16 June 2008

The Strangers

Written & Directed by: Bryan Bertino
Full credits from IMDb

Grade: A-

For a film about strangers, much of Bryan Bertino’s debut feature is familiar. The Strangers, a home invasion thriller, bears a conspicuous resemblance to a spate of recent scary movies: it appropriates a tragic-ironic narrative turn from this year’s Inside (and unfortunately handles it far less gracefully); borrows quite a bit more from last year’s Them; and, more broadly, plays out as a straight-faced Funny Games (that is, without Michael Haneke literally winking at you all the time). And those are just the movies it evokes from the last twelve months.
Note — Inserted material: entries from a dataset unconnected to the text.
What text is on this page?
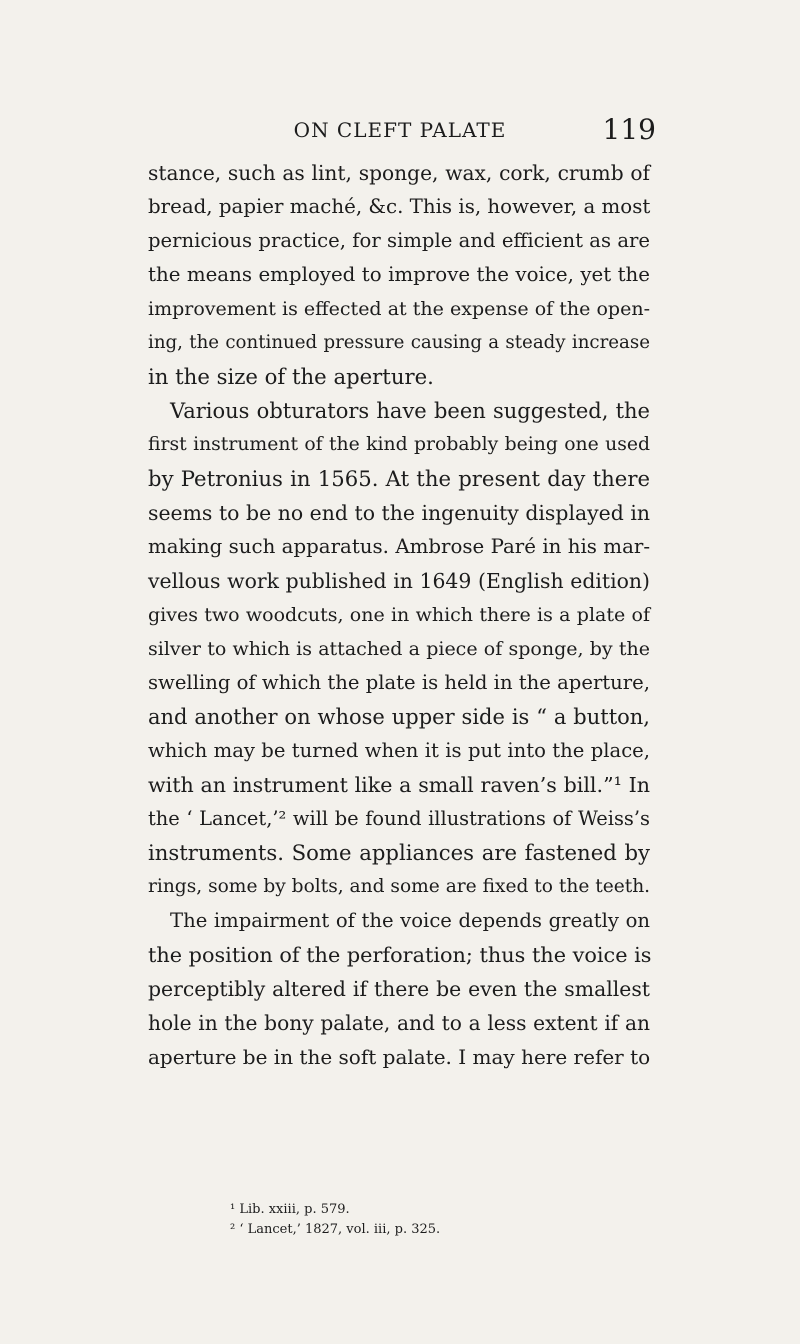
ON CLEFT PALATE	119
stance, such as lint, sponge, wax, cork, crumb of
bread, papier maché, &c. This is, however, a most
pernicious practice, for simple and efficient as are
the means employed to improve the voice, yet the
improvement is effected at the expense of the open-
ing, the continued pressure causing a steady increase
in the size of the aperture.
Various obturators have been suggested, the
first instrument of the kind probably being one used
by Petronius in 1565. At the present day there
seems to be no end to the ingenuity displayed in
making such apparatus. Ambrose Paré in his mar-
vellous work published in 1649 (English edition)
gives two woodcuts, one in which there is a plate of
silver to which is attached a piece of sponge, by the
swelling of which the plate is held in the aperture,
and another on whose upper side is “ a button,
which may be turned when it is put into the place,
with an instrument like a small raven’s bill.”¹ In
the ‘ Lancet,’² will be found illustrations of Weiss’s
instruments. Some appliances are fastened by
rings, some by bolts, and some are fixed to the teeth.
The impairment of the voice depends greatly on
the position of the perforation; thus the voice is
perceptibly altered if there be even the smallest
hole in the bony palate, and to a less extent if an
aperture be in the soft palate. I may here refer to
¹ Lib. xxiii, p. 579.
² ‘ Lancet,’ 1827, vol. iii, p. 325.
Even though it doesn’t offer much new material, The Strangers still succeeds, largely because it makes the most of what’s been done before; the writer-director knows which of the genre’s tropes to use to his advantage and which to excise entirely (such as the standard series of false endings). To boot, Bertino knows that a horror movie is only as strong as its underlying themes and, ultimately, his violent fable serves not to divert audiences with air-conditioning and bloodletting but to challenge popular conceptions about big election-year (Republican) issues like family values and the sanctity of marriage.

The Strangers starts at the end and circles back, but not before Bertino gives us a taste of the carnage to come: a heart-shaped hole in a windshield, a shotgun resting on a kitchen counter, a blood-spattered wall and, eeriest of all, a perpetually spinning record, the player’s needle stuck in the vinyl’s inner groove. (Try to imagine the mayhem that must have unfolded as to prevent a man from properly caring for his phonograph.)

Bertino steps back from this post-struggle tableau to introduce our heroes: an unhappy couple, Liv Tyler and Scott Speedman, whose misery is established through a wordless lack of eye contact, in sharp contrast to the motormouthed bickering of Vacancy’s doomed divorcees-to-be. The product of a marriage proposal rejected, The Strangers’s melancholy lovers establish a thoroughly morose mood, ripe for intrusion.

That invasion comes in the form of a coitus-interrupting knock on the door. Stop that babymaking, you’re not even engaged! From then on, the film is an uninterrupted succession of frights, tapping into the standard post-9/11 anxieties: not only the fear of being attacked on one’s own soil, so to speak, but the fear of not knowing what’s coming: the home invaders delay their attack, spending the bulk of their time scaring the young couple—our diegetic stand-ins—with spooky sounds and sinister costuming.

While Them’s invaders used a similar technique, which allowed the directors to offer a metacommentary on horror moviemaking (natch, they’re French), here our villains’ scare-first methodology serves merely as an excuse for the director to practice the finer points of suspense construction. Bertino, master craftsman, expertly builds tension, particularly in an almost already-iconic shot in which a menacing figure slides in and out of the frame’s fringes. While keeping us captivated in silence, Bertino plays on our expectations. A confidently extended build-up to the drawing of window drapes actually pays off with something frightening on the other side of the pane, rather than, say, something scary actually behind the drape-draw-er. Later, when a hand reaches into the frame to touch Speedman’s turned back, it turns out to belong to one of the killers—not, say, to his girlfriend. (We seem to be approaching a point where the cliché is so infrequently employed that it is no longer cliché—witness Atom Egoyan’s recent courage to answer “who done it?” with “the butler!”)

But Bertino’s boldest move is to ignore, ostensibly, all matters of motive. Early on, when Tyler asks why this is happening, Speedman sensibly brushes her question aside. “We don’t need a reason if they come through that door,” he says. Later, when the invaders have our heroes tied to chairs, they confess, with characteristically sociopathic laconicism, why they attacked the couple: “because your were home.” But this isn’t because Bertino is lazy or because he’s after a heightened sense of realism (“that’s what psychopaths are really like,” as the IMDb message board apologists might say); rather, it’s because Bertino’s ascribed motives are more metaphysical.

The three invaders are credited as “The Man in the Mask,” “The Pin-Up Girl,” and “Dollface”. The man wears a jacket and tie; pin-up girl, the cartoonishly sultry facemask of a sexualized adult woman; dollface, the chubby-cheeked, wide-eyed guise of a child. In short, the three are made up as a perverse portrayal of the American family, an ersatz nuclear unit with each outfitted in a warped concept of the domestic uniform. (Papa Murderer, Mama Murderer and Baby Murderer.) The notion, and the threat, of “family,” once personified, ultimately kills our notlyweds just as, in abstract form, it effectively killed their relationship.